Aún acude el asombro de tantos visitantes al descubrir el Casco Antiguo de Marbella, ese prodigio de dédalo enrevesado que alienta entre sus calles encaladas el origen árabe de sus esencias, el espíritu romano y fenicio de sus diferentes pasados.
Y es que tanta gente es aún incapaz de asociar Marbella con ese pasado de lustre, con esas callejas de cruces prodigiosos colmadas sus esquinas de buganvillas, frente a los oropeles de esa otra Marbella tan vendible como de cartón piedra.
Me enriquece aún caminar por el Casco Antiguo, visitar los comercios tradicionales, de los que hay cada día menos, saludar, sentarme en alguno de sus bancos y contemplar la vida pasar. Una vida caleidoscópica y multicultural que por otra parte parece ganar cada vez mayor espacio a las esencias en un tsunami arrebatador que colmata los espacios vernáculos con pertinaz empeño.

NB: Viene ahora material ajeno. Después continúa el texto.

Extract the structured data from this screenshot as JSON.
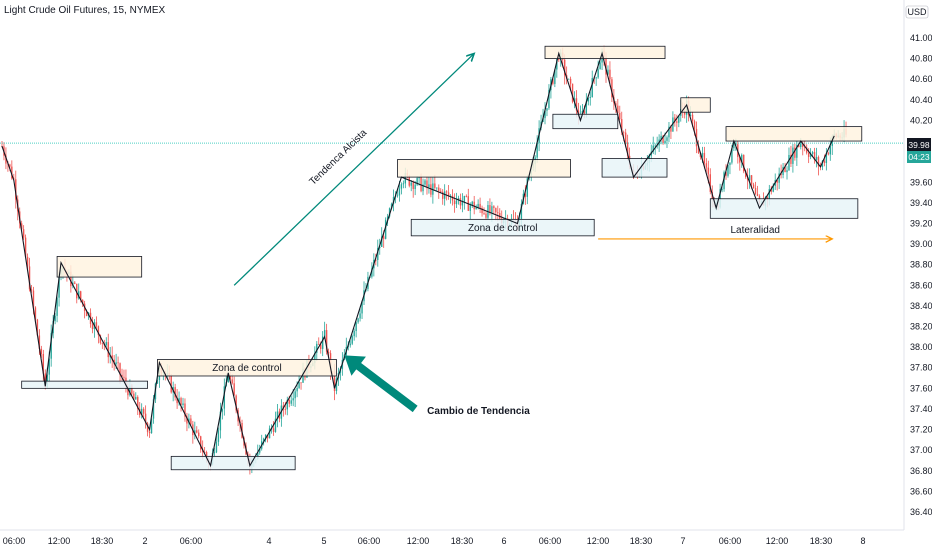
{
  "header": {
    "title": "Light Crude Oil Futures, 15, NYMEX",
    "currency": "USD"
  },
  "price_badges": {
    "last_price": "39.98",
    "countdown": "04:23"
  },
  "colors": {
    "up": "#26a69a",
    "down": "#ef5350",
    "zigzag": "#131722",
    "trend_arrow": "#00897b",
    "lateral_arrow": "#ff9800",
    "zone_fill": "#fff3e0",
    "support_fill": "#e8f4f8",
    "price_line": "#4dd0c4",
    "badge_dark": "#131722",
    "badge_teal": "#26a69a"
  },
  "chart_data": {
    "type": "candlestick",
    "title": "Light Crude Oil Futures, 15, NYMEX",
    "y_axis": {
      "unit": "USD",
      "ylim": [
        36.3,
        41.2
      ],
      "ticks": [
        "41.00",
        "40.80",
        "40.60",
        "40.40",
        "40.20",
        "39.98",
        "39.60",
        "39.40",
        "39.20",
        "39.00",
        "38.80",
        "38.60",
        "38.40",
        "38.20",
        "38.00",
        "37.80",
        "37.60",
        "37.40",
        "37.20",
        "37.00",
        "36.80",
        "36.60",
        "36.40"
      ]
    },
    "x_axis": {
      "ticks": [
        "06:00",
        "12:00",
        "18:30",
        "2",
        "06:00",
        "4",
        "5",
        "06:00",
        "12:00",
        "18:30",
        "6",
        "06:00",
        "12:00",
        "18:30",
        "7",
        "06:00",
        "12:00",
        "18:30",
        "8"
      ]
    },
    "zigzag": [
      [
        0,
        39.95
      ],
      [
        6,
        39.62
      ],
      [
        22,
        37.62
      ],
      [
        30,
        38.82
      ],
      [
        75,
        37.2
      ],
      [
        80,
        37.85
      ],
      [
        106,
        36.85
      ],
      [
        115,
        37.75
      ],
      [
        126,
        36.85
      ],
      [
        164,
        38.1
      ],
      [
        169,
        37.6
      ],
      [
        203,
        39.65
      ],
      [
        262,
        39.2
      ],
      [
        283,
        40.85
      ],
      [
        294,
        40.2
      ],
      [
        305,
        40.85
      ],
      [
        321,
        39.65
      ],
      [
        348,
        40.35
      ],
      [
        363,
        39.35
      ],
      [
        372,
        40.0
      ],
      [
        385,
        39.35
      ],
      [
        406,
        40.0
      ],
      [
        416,
        39.75
      ],
      [
        423,
        40.05
      ]
    ],
    "zones": [
      {
        "label": "",
        "x": [
          28,
          71
        ],
        "y": [
          38.68,
          38.88
        ]
      },
      {
        "label": "",
        "x": [
          10,
          74
        ],
        "y": [
          37.6,
          37.67
        ]
      },
      {
        "label": "Zona de control",
        "x": [
          79,
          170
        ],
        "y": [
          37.72,
          37.88
        ]
      },
      {
        "label": "",
        "x": [
          86,
          149
        ],
        "y": [
          36.81,
          36.94
        ]
      },
      {
        "label": "",
        "x": [
          201,
          289
        ],
        "y": [
          39.65,
          39.82
        ]
      },
      {
        "label": "Zona de control",
        "x": [
          208,
          301
        ],
        "y": [
          39.08,
          39.24
        ]
      },
      {
        "label": "",
        "x": [
          276,
          337
        ],
        "y": [
          40.8,
          40.92
        ]
      },
      {
        "label": "",
        "x": [
          280,
          313
        ],
        "y": [
          40.12,
          40.26
        ]
      },
      {
        "label": "",
        "x": [
          305,
          338
        ],
        "y": [
          39.65,
          39.83
        ]
      },
      {
        "label": "",
        "x": [
          345,
          360
        ],
        "y": [
          40.28,
          40.42
        ]
      },
      {
        "label": "",
        "x": [
          368,
          437
        ],
        "y": [
          40.0,
          40.14
        ]
      },
      {
        "label": "",
        "x": [
          360,
          435
        ],
        "y": [
          39.25,
          39.44
        ]
      }
    ],
    "annotations": [
      {
        "text": "Tendenca Alcista",
        "kind": "trend_arrow",
        "from": [
          118,
          38.6
        ],
        "to": [
          240,
          40.85
        ]
      },
      {
        "text": "Lateralidad",
        "kind": "lateral_arrow",
        "from": [
          303,
          39.05
        ],
        "to": [
          422,
          39.05
        ]
      },
      {
        "text": "Cambio de Tendencia",
        "kind": "callout_arrow",
        "from": [
          210,
          37.4
        ],
        "to": [
          174,
          37.92
        ]
      }
    ],
    "last_price_line": 39.98,
    "series": [
      {
        "name": "",
        "kind": "ohlc"
      }
    ]
  }
}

Esas esencias que apenas residen ya en la calle Lobatas, aún no contagiadas por el virus de la gentrificación. En calle Aduar, en calle Bermeja. El virus del turismo de masas.
Por eso, en otoño e invierno, cuando la presión brutal del visitante estival se aplaca un tanto, recupero los paseos por su laberinto, unos paseos con voluntad de olvido, de alma peripatética que ponga un tanto en orden el desorden de la vida.

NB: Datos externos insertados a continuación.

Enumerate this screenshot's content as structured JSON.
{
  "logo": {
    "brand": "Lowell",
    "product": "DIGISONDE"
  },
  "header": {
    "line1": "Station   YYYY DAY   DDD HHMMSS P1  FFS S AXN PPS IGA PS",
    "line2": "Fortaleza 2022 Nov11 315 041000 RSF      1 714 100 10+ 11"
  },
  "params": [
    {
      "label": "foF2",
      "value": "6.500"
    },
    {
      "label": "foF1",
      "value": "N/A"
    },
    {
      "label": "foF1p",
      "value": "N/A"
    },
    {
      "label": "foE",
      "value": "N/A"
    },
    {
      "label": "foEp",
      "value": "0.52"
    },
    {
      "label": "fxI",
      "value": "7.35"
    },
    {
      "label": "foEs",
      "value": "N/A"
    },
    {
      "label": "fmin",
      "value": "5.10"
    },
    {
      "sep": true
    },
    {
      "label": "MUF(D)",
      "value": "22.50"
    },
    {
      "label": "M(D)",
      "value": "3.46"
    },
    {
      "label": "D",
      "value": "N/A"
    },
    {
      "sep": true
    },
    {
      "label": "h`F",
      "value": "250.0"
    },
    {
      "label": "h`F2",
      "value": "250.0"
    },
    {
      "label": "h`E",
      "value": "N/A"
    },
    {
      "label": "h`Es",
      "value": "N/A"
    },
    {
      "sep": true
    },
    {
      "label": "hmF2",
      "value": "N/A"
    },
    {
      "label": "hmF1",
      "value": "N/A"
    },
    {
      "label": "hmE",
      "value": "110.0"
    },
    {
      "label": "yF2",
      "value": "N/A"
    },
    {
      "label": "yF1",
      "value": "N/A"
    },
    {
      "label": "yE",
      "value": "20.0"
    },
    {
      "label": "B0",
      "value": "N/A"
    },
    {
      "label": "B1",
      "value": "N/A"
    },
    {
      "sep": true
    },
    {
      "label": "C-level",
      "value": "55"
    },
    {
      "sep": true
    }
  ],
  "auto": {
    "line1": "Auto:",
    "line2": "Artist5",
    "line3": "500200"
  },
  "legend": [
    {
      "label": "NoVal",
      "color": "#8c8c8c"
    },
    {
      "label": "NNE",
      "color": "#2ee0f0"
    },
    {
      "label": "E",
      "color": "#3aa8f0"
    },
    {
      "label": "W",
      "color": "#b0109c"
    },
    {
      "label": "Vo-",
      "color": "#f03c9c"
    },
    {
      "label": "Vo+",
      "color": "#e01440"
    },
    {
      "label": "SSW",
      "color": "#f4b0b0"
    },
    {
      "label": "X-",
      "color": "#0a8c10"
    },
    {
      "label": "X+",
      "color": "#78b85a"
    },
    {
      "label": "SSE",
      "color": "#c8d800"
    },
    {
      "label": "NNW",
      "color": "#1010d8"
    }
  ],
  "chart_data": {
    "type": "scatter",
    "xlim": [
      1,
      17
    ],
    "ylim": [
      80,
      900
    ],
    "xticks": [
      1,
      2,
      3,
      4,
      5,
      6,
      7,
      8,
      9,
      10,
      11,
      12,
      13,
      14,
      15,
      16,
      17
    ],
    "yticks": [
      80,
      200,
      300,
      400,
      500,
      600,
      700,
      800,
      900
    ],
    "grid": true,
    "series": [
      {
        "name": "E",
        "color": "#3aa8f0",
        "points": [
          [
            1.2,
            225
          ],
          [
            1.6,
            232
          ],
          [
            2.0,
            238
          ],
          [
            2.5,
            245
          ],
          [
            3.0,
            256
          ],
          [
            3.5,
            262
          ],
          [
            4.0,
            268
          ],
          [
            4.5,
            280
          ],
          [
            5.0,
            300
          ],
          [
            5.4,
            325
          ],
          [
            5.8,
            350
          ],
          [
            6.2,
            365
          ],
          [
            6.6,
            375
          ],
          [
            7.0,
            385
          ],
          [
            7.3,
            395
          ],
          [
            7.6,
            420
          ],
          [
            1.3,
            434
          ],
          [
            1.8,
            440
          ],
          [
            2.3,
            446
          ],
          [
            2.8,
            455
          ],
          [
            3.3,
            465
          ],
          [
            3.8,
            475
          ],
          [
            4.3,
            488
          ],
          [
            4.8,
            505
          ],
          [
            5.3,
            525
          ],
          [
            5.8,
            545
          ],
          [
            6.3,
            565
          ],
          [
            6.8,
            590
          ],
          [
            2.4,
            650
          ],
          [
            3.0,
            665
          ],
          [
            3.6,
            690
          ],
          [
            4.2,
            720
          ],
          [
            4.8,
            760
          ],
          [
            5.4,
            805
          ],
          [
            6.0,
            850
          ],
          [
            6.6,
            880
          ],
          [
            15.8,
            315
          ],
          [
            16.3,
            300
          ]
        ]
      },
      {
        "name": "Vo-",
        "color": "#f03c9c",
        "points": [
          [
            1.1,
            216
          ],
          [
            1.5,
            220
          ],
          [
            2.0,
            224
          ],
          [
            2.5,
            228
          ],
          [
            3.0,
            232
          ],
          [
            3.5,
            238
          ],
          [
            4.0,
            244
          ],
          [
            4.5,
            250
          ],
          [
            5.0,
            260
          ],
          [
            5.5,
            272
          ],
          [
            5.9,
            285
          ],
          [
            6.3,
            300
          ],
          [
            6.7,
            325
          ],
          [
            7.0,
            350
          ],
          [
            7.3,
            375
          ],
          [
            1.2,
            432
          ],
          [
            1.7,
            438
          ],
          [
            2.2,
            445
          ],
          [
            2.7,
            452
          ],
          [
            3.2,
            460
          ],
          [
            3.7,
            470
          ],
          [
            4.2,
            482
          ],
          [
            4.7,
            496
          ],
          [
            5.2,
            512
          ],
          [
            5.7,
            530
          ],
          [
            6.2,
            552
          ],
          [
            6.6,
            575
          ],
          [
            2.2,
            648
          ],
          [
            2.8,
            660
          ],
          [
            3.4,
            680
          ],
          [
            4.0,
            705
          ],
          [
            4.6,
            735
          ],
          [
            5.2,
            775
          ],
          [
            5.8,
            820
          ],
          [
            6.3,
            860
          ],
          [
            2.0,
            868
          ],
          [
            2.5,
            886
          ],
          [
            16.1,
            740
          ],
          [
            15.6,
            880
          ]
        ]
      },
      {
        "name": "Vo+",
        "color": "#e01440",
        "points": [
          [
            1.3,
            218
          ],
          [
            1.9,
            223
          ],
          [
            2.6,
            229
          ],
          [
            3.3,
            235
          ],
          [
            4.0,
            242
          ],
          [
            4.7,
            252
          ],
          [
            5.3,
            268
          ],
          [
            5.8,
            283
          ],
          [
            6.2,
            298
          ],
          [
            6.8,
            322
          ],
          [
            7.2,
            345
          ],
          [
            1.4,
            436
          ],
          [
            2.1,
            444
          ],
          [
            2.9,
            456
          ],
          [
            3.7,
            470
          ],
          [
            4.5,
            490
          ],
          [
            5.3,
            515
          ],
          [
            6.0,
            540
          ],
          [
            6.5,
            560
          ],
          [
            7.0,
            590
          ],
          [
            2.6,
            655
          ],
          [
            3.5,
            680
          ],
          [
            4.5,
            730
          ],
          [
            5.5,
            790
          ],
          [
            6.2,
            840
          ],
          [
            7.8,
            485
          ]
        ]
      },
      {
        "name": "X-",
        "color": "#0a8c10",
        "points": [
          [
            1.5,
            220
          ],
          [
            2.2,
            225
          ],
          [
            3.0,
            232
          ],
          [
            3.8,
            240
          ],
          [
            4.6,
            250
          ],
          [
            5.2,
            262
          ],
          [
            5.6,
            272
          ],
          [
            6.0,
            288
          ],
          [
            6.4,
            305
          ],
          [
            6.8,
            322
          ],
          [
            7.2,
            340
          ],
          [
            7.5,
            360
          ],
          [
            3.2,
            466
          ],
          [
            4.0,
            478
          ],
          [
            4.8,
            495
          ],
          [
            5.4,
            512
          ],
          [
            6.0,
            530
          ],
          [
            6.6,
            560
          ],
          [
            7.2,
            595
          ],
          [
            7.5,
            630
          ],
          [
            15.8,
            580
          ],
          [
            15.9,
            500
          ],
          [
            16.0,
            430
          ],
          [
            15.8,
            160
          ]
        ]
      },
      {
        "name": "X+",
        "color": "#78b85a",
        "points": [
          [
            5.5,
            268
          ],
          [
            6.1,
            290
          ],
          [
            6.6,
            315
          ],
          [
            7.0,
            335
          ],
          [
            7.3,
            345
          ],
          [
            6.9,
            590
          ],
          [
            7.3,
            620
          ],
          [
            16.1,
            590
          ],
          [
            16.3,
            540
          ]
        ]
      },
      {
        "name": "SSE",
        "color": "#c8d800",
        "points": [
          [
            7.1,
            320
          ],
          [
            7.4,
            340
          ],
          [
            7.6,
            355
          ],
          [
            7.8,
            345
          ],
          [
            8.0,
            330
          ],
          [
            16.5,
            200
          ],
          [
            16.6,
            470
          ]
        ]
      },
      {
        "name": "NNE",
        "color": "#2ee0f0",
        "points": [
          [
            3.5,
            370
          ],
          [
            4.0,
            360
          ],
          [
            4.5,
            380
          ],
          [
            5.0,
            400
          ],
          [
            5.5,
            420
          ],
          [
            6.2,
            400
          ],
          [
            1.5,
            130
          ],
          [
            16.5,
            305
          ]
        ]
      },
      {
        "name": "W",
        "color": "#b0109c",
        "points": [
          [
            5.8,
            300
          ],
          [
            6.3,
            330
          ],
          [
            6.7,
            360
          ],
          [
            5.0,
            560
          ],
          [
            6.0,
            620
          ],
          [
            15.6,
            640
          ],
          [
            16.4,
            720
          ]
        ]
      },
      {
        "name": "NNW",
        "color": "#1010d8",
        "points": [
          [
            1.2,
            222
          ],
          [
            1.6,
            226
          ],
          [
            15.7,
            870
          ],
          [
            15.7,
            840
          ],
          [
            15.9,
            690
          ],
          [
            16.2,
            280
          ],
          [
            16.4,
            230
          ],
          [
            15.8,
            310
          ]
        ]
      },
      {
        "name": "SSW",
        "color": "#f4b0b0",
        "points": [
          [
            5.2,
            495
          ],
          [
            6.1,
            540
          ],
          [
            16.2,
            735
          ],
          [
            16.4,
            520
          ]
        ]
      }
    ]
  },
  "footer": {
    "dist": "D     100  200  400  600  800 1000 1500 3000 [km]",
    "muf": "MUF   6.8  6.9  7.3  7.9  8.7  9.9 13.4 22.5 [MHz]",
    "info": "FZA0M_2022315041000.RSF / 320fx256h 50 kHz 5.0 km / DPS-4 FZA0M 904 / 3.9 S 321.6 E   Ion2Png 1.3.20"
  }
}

Un paseo que casi siempre circunda las calles Ancha, Príncipe y Princesa, donde Antonia forjó su infancia y su adolescencia, el callejón del Santo Cristo, la calle Aduar. Que incluye, en ocasiones, parada técnica en Paco El Limpio o en la Tetería, en Cantero, en el escaparate de Ana Ortiz, en la tienda de Mariángeles y David o en la óptica de Jose.

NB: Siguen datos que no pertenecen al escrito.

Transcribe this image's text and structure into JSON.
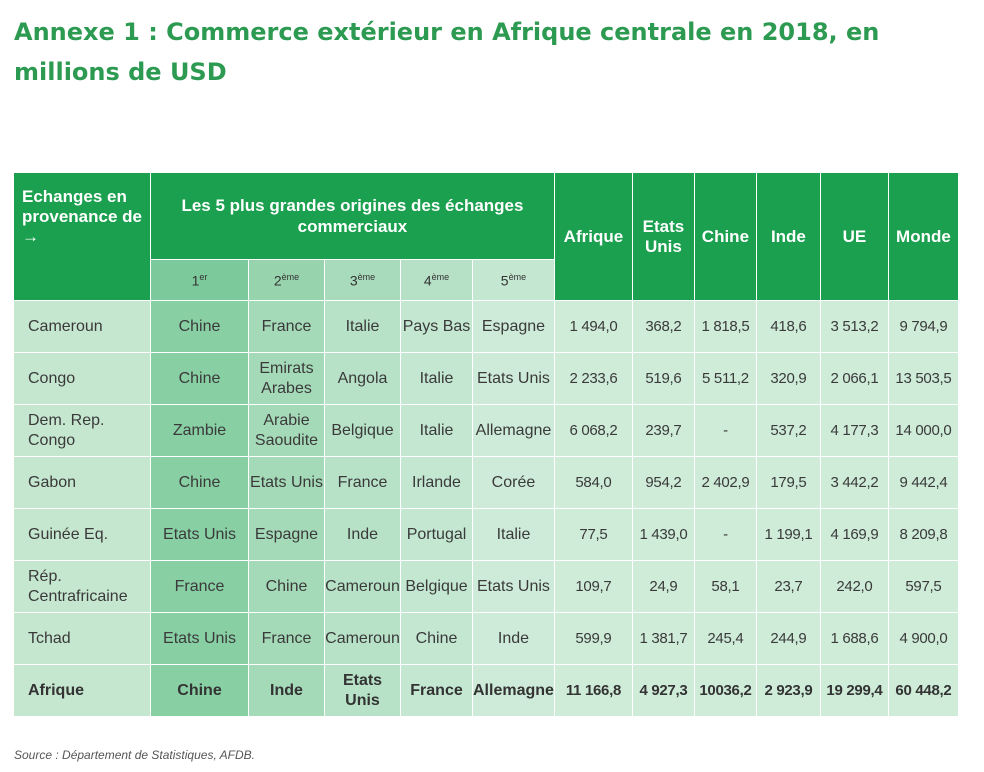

El equilibrio es fundamental para la conservación de los espacios históricos. Impedir que la balanza caiga hacia la explosión turística que todo lo fagotiza y uniformiza o hacia el olvido de la pérdida definitiva. Uno u otro lo matarían, y las balanzas, en esta ciudad, son más un arma arrojadiza que una planificación de futuro.
Me quedo con los arriates y las flores, con las paredes del Castillo, con las escaleras que se asoman a la calle Carmen desde la Plazuela de San Bernabé, con la calle Álamo o la plaza del Ejido, que aún conservan ese aire ausente y melancólico, un tanto alejado del tráfago y del bullicio que todo lo iguala y lo transforma.